There have also been one or two times when SteamVR crashed things and the manual reset worked successfully as well. I am aware of this command and usually try to invoke it when things go wrong, but although it does not work 80+% of the time, it does work occasionally. I have also had automatic resets work at least once.

Would you happen to know what amdgpu_gpu_recover printing "-11" might mean? When I tried to reset the GPU during the first acominer-related crash, it always printed that when I tried to recover but I can find no results about what this actually means online.

ishitatsuyuki commented 2 years ago

Hmm, thank you, and I see that GPU reset is working fine (Failed to initialize parser -125 just means that the applications need to be restarted because their context are lost).

Would you happen to know what amdgpu_gpu_recover printing "-11" might mean? When I tried to reset the GPU during the first acominer-related crash, it always printed that when I tried to recover but I can find no results about what this actually means online.

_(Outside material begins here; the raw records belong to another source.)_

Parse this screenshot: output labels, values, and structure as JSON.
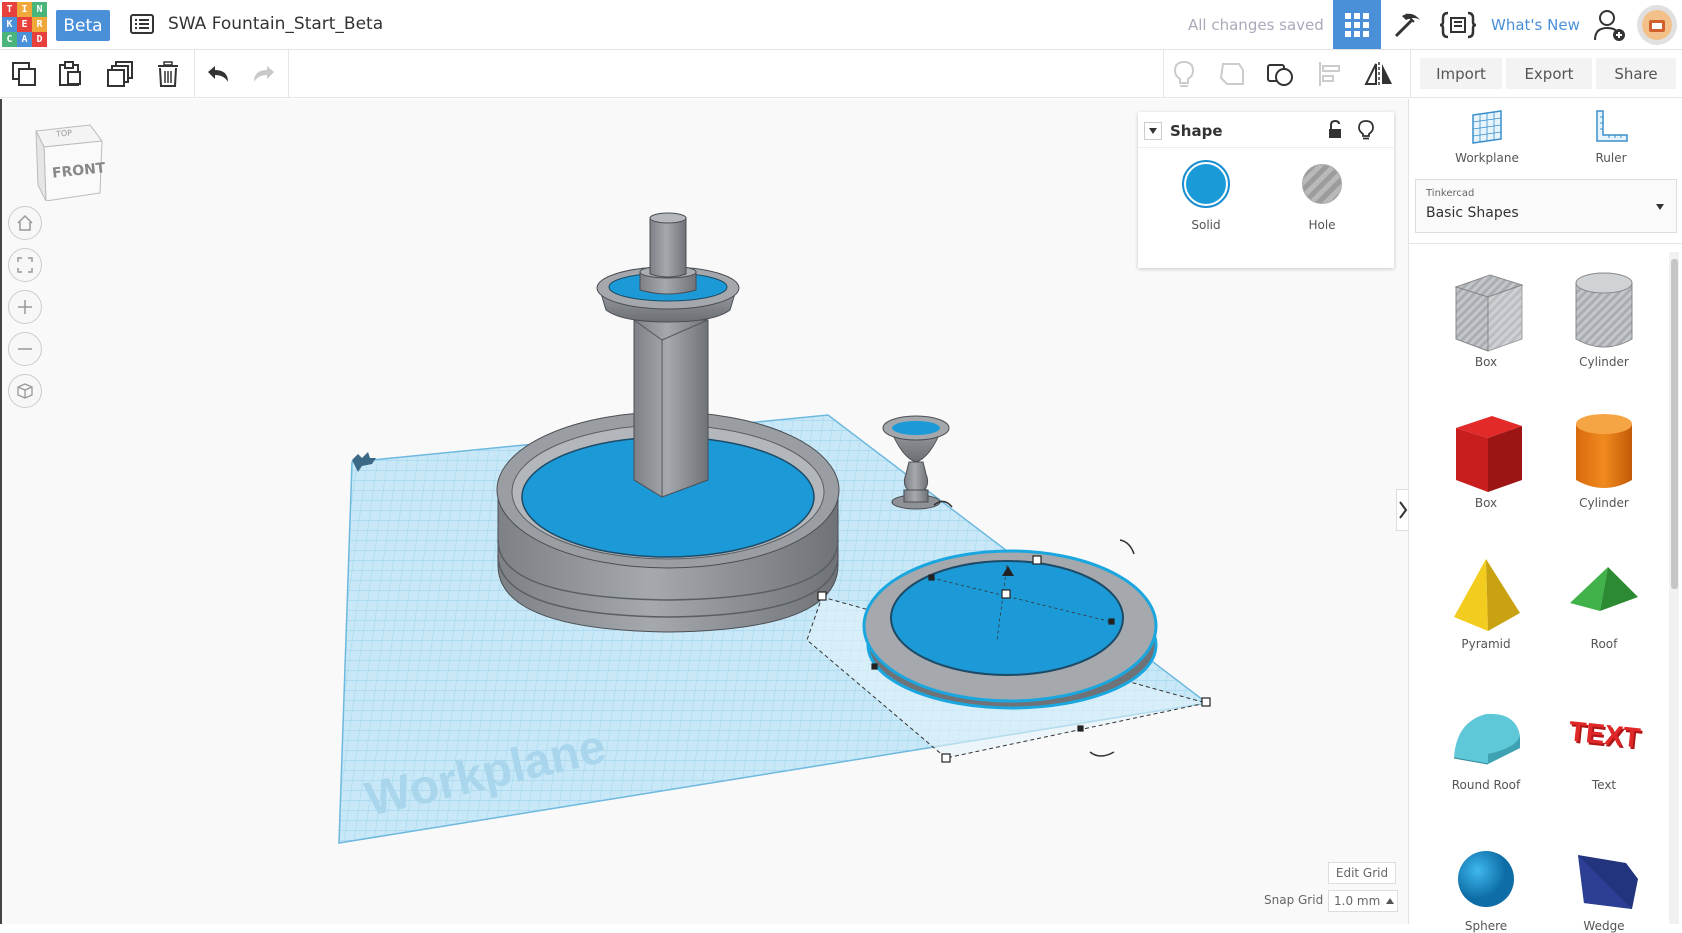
{
  "app": {
    "logo_letters": [
      "T",
      "I",
      "N",
      "K",
      "E",
      "R",
      "C",
      "A",
      "D"
    ],
    "beta_label": "Beta",
    "document_title": "SWA Fountain_Start_Beta",
    "save_status": "All changes saved",
    "whats_new": "What's New"
  },
  "toolbar": {
    "import_label": "Import",
    "export_label": "Export",
    "share_label": "Share"
  },
  "viewcube": {
    "top_label": "TOP",
    "front_label": "FRONT"
  },
  "inspector": {
    "title": "Shape",
    "solid_label": "Solid",
    "hole_label": "Hole"
  },
  "sidebar": {
    "workplane_label": "Workplane",
    "ruler_label": "Ruler",
    "library_caption": "Tinkercad",
    "library_value": "Basic Shapes",
    "shapes": [
      {
        "label": "Box",
        "icon": "box-striped-icon"
      },
      {
        "label": "Cylinder",
        "icon": "cylinder-striped-icon"
      },
      {
        "label": "Box",
        "icon": "box-red-icon"
      },
      {
        "label": "Cylinder",
        "icon": "cylinder-orange-icon"
      },
      {
        "label": "Pyramid",
        "icon": "pyramid-icon"
      },
      {
        "label": "Roof",
        "icon": "roof-icon"
      },
      {
        "label": "Round Roof",
        "icon": "round-roof-icon"
      },
      {
        "label": "Text",
        "icon": "text-3d-icon"
      },
      {
        "label": "Sphere",
        "icon": "sphere-icon"
      },
      {
        "label": "Wedge",
        "icon": "wedge-icon"
      }
    ]
  },
  "workplane": {
    "watermark": "Workplane"
  },
  "grid": {
    "edit_grid_label": "Edit Grid",
    "snap_grid_label": "Snap Grid",
    "snap_value": "1.0 mm"
  },
  "colors": {
    "accent": "#4a90d9",
    "water": "#1a9ad6",
    "stone": "#8c9196",
    "workplane": "#bfe3f5"
  }
}
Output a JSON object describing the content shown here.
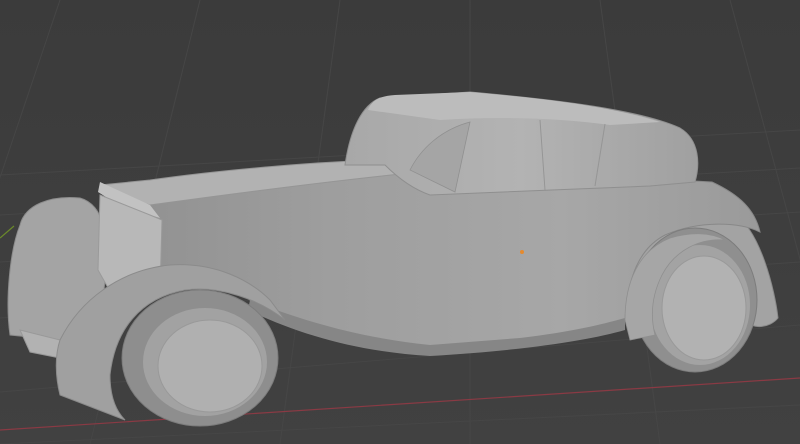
{
  "viewport": {
    "background_color": "#3c3c3c",
    "grid_color": "#474747",
    "x_axis_color": "#8a3a44",
    "y_axis_color": "#6b8a2a",
    "origin_color": "#e58a2e"
  },
  "model": {
    "base_color": "#9c9c9c",
    "light_color": "#b4b4b4",
    "shadow_color": "#7e7e7e",
    "tire_color": "#8e8e8e"
  }
}
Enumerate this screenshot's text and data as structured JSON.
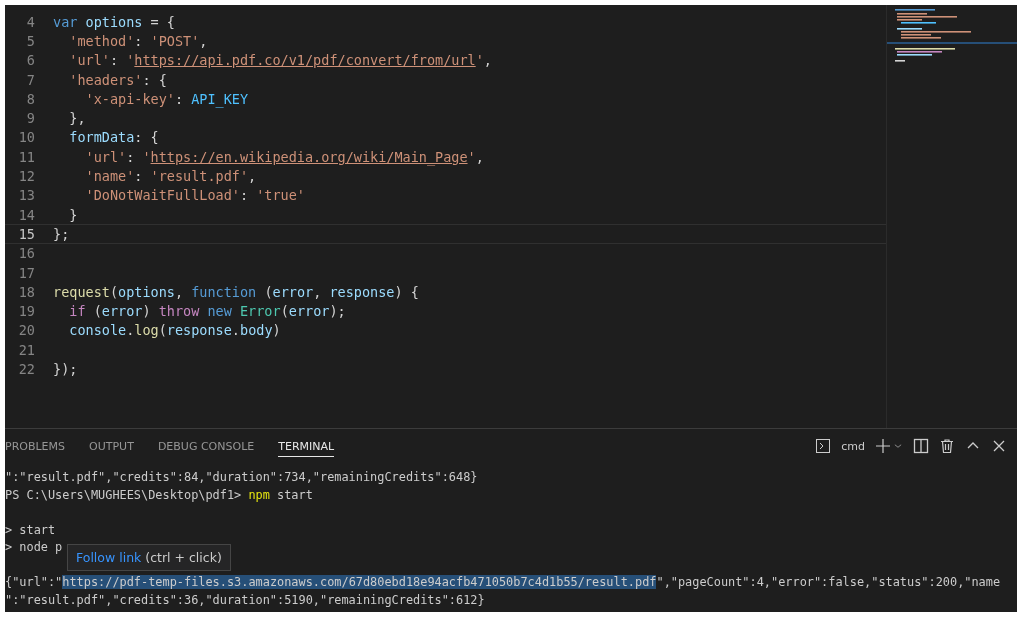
{
  "editor": {
    "lines": [
      {
        "number": "4",
        "current": false,
        "tokens": [
          {
            "text": "var",
            "kind": "keyword"
          },
          {
            "text": " options",
            "kind": "variable"
          },
          {
            "text": " = {",
            "kind": "plain"
          }
        ]
      },
      {
        "number": "5",
        "current": false,
        "tokens": [
          {
            "text": "  'method'",
            "kind": "string"
          },
          {
            "text": ": ",
            "kind": "plain"
          },
          {
            "text": "'POST'",
            "kind": "string"
          },
          {
            "text": ",",
            "kind": "plain"
          }
        ]
      },
      {
        "number": "6",
        "current": false,
        "tokens": [
          {
            "text": "  'url'",
            "kind": "string"
          },
          {
            "text": ": ",
            "kind": "plain"
          },
          {
            "text": "'",
            "kind": "string"
          },
          {
            "text": "https://api.pdf.co/v1/pdf/convert/from/url",
            "kind": "link"
          },
          {
            "text": "'",
            "kind": "string"
          },
          {
            "text": ",",
            "kind": "plain"
          }
        ]
      },
      {
        "number": "7",
        "current": false,
        "tokens": [
          {
            "text": "  'headers'",
            "kind": "string"
          },
          {
            "text": ": {",
            "kind": "plain"
          }
        ]
      },
      {
        "number": "8",
        "current": false,
        "tokens": [
          {
            "text": "    'x-api-key'",
            "kind": "string"
          },
          {
            "text": ": ",
            "kind": "plain"
          },
          {
            "text": "API_KEY",
            "kind": "constant"
          }
        ]
      },
      {
        "number": "9",
        "current": false,
        "tokens": [
          {
            "text": "  },",
            "kind": "plain"
          }
        ]
      },
      {
        "number": "10",
        "current": false,
        "tokens": [
          {
            "text": "  formData",
            "kind": "variable"
          },
          {
            "text": ": {",
            "kind": "plain"
          }
        ]
      },
      {
        "number": "11",
        "current": false,
        "tokens": [
          {
            "text": "    'url'",
            "kind": "string"
          },
          {
            "text": ": ",
            "kind": "plain"
          },
          {
            "text": "'",
            "kind": "string"
          },
          {
            "text": "https://en.wikipedia.org/wiki/Main_Page",
            "kind": "link"
          },
          {
            "text": "'",
            "kind": "string"
          },
          {
            "text": ",",
            "kind": "plain"
          }
        ]
      },
      {
        "number": "12",
        "current": false,
        "tokens": [
          {
            "text": "    'name'",
            "kind": "string"
          },
          {
            "text": ": ",
            "kind": "plain"
          },
          {
            "text": "'result.pdf'",
            "kind": "string"
          },
          {
            "text": ",",
            "kind": "plain"
          }
        ]
      },
      {
        "number": "13",
        "current": false,
        "tokens": [
          {
            "text": "    'DoNotWaitFullLoad'",
            "kind": "string"
          },
          {
            "text": ": ",
            "kind": "plain"
          },
          {
            "text": "'true'",
            "kind": "string"
          }
        ]
      },
      {
        "number": "14",
        "current": false,
        "tokens": [
          {
            "text": "  }",
            "kind": "plain"
          }
        ]
      },
      {
        "number": "15",
        "current": true,
        "tokens": [
          {
            "text": "};",
            "kind": "plain"
          }
        ]
      },
      {
        "number": "16",
        "current": false
      },
      {
        "number": "17",
        "current": false
      },
      {
        "number": "18",
        "current": false,
        "tokens": [
          {
            "text": "request",
            "kind": "function"
          },
          {
            "text": "(",
            "kind": "plain"
          },
          {
            "text": "options",
            "kind": "variable"
          },
          {
            "text": ", ",
            "kind": "plain"
          },
          {
            "text": "function",
            "kind": "keyword"
          },
          {
            "text": " (",
            "kind": "plain"
          },
          {
            "text": "error",
            "kind": "variable"
          },
          {
            "text": ", ",
            "kind": "plain"
          },
          {
            "text": "response",
            "kind": "variable"
          },
          {
            "text": ") {",
            "kind": "plain"
          }
        ]
      },
      {
        "number": "19",
        "current": false,
        "tokens": [
          {
            "text": "  if",
            "kind": "control"
          },
          {
            "text": " (",
            "kind": "plain"
          },
          {
            "text": "error",
            "kind": "variable"
          },
          {
            "text": ") ",
            "kind": "plain"
          },
          {
            "text": "throw",
            "kind": "control"
          },
          {
            "text": " new",
            "kind": "keyword"
          },
          {
            "text": " Error",
            "kind": "class"
          },
          {
            "text": "(",
            "kind": "plain"
          },
          {
            "text": "error",
            "kind": "variable"
          },
          {
            "text": ");",
            "kind": "plain"
          }
        ]
      },
      {
        "number": "20",
        "current": false,
        "tokens": [
          {
            "text": "  console",
            "kind": "variable"
          },
          {
            "text": ".",
            "kind": "plain"
          },
          {
            "text": "log",
            "kind": "function"
          },
          {
            "text": "(",
            "kind": "plain"
          },
          {
            "text": "response",
            "kind": "variable"
          },
          {
            "text": ".",
            "kind": "plain"
          },
          {
            "text": "body",
            "kind": "variable"
          },
          {
            "text": ")",
            "kind": "plain"
          }
        ]
      },
      {
        "number": "21",
        "current": false
      },
      {
        "number": "22",
        "current": false,
        "tokens": [
          {
            "text": "});",
            "kind": "plain"
          }
        ]
      }
    ]
  },
  "panel": {
    "tabs": [
      {
        "label": "PROBLEMS",
        "selected": false
      },
      {
        "label": "OUTPUT",
        "selected": false
      },
      {
        "label": "DEBUG CONSOLE",
        "selected": false
      },
      {
        "label": "TERMINAL",
        "selected": true
      }
    ],
    "shell": "cmd",
    "terminal": [
      {
        "kind": "output",
        "segments": [
          {
            "text": "\":\"result.pdf\",\"credits\":84,\"duration\":734,\"remainingCredits\":648}",
            "kind": "plain"
          }
        ]
      },
      {
        "kind": "output",
        "segments": [
          {
            "text": "PS C:\\Users\\MUGHEES\\Desktop\\pdf1> ",
            "kind": "plain"
          },
          {
            "text": "npm",
            "kind": "command"
          },
          {
            "text": " start",
            "kind": "plain"
          }
        ]
      },
      {
        "kind": "blank"
      },
      {
        "kind": "output",
        "segments": [
          {
            "text": "> start",
            "kind": "plain"
          }
        ]
      },
      {
        "kind": "output",
        "segments": [
          {
            "text": "> node p",
            "kind": "plain"
          }
        ]
      },
      {
        "kind": "blank"
      },
      {
        "kind": "output",
        "segments": [
          {
            "text": "{\"url\":\"",
            "kind": "plain"
          },
          {
            "text": "https://pdf-temp-files.s3.amazonaws.com/67d80ebd18e94acfb471050b7c4d1b55/result.pdf",
            "kind": "link"
          },
          {
            "text": "\",\"pageCount\":4,\"error\":false,\"status\":200,\"name",
            "kind": "plain"
          }
        ]
      },
      {
        "kind": "output",
        "segments": [
          {
            "text": "\":\"result.pdf\",\"credits\":36,\"duration\":5190,\"remainingCredits\":612}",
            "kind": "plain"
          }
        ]
      }
    ],
    "tooltip": {
      "link": "Follow link",
      "hint": "(ctrl + click)"
    }
  }
}
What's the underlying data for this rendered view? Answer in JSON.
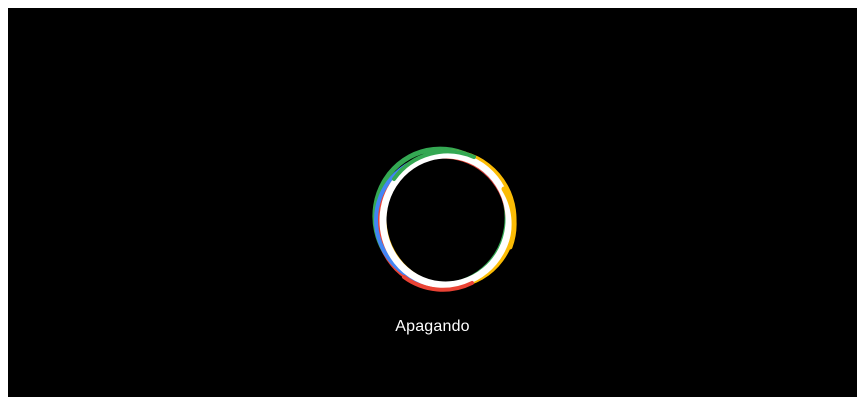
{
  "screen": {
    "status_text": "Apagando",
    "spinner_icon": "multicolor-ring-spinner-icon"
  },
  "colors": {
    "background": "#000000",
    "text": "#ffffff",
    "ring_green": "#34a853",
    "ring_red": "#ea4335",
    "ring_yellow": "#fbbc05",
    "ring_blue": "#4285f4",
    "ring_white": "#ffffff"
  }
}
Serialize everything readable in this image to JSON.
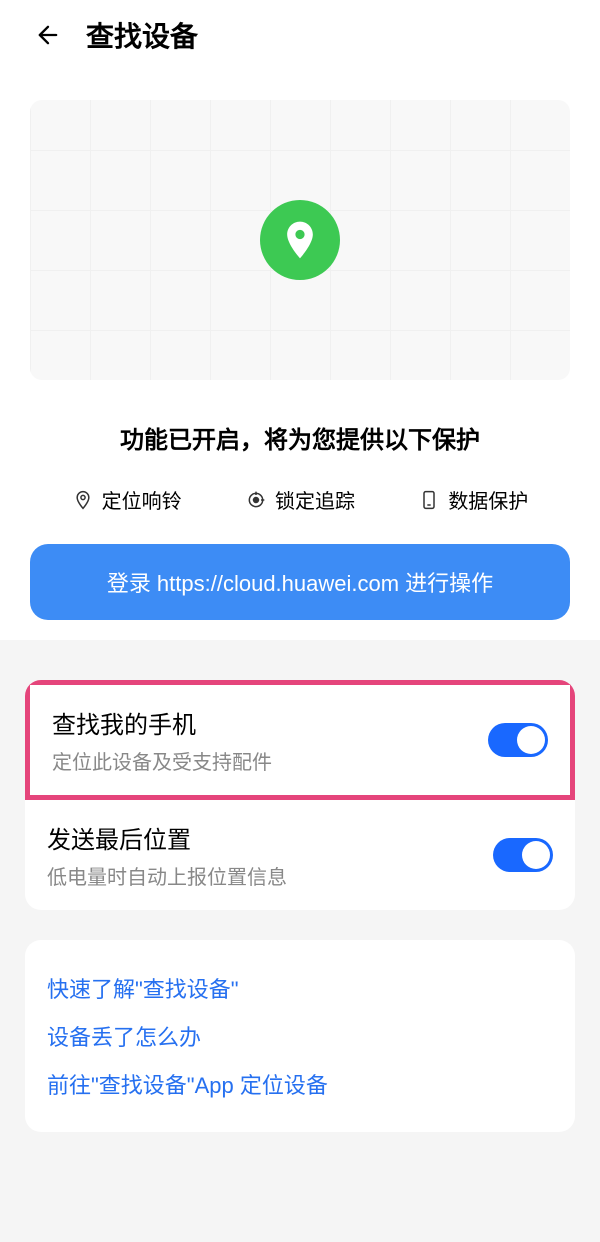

It probably means that a GPU reset is already in progress, I don't know if -11 is actually an errno but if it's errno then it would mean "Resource temporarily unavailable". Since the GPU reset fails it probably will never end, bringing the system into a hanging state.

I honestly don't have an idea how this can be solved, but here's an attempt anyway. https://github.com/ishitatsuyuki/acominer/actions/runs/1733336306

ishitatsuyuki commented 2 years ago

@happysmash27 Did you have a chance to try out the experimental build (ishitatsuyuki/acominer/actions/runs/1733336306)? No need to hurry, just let me know if it didn't work.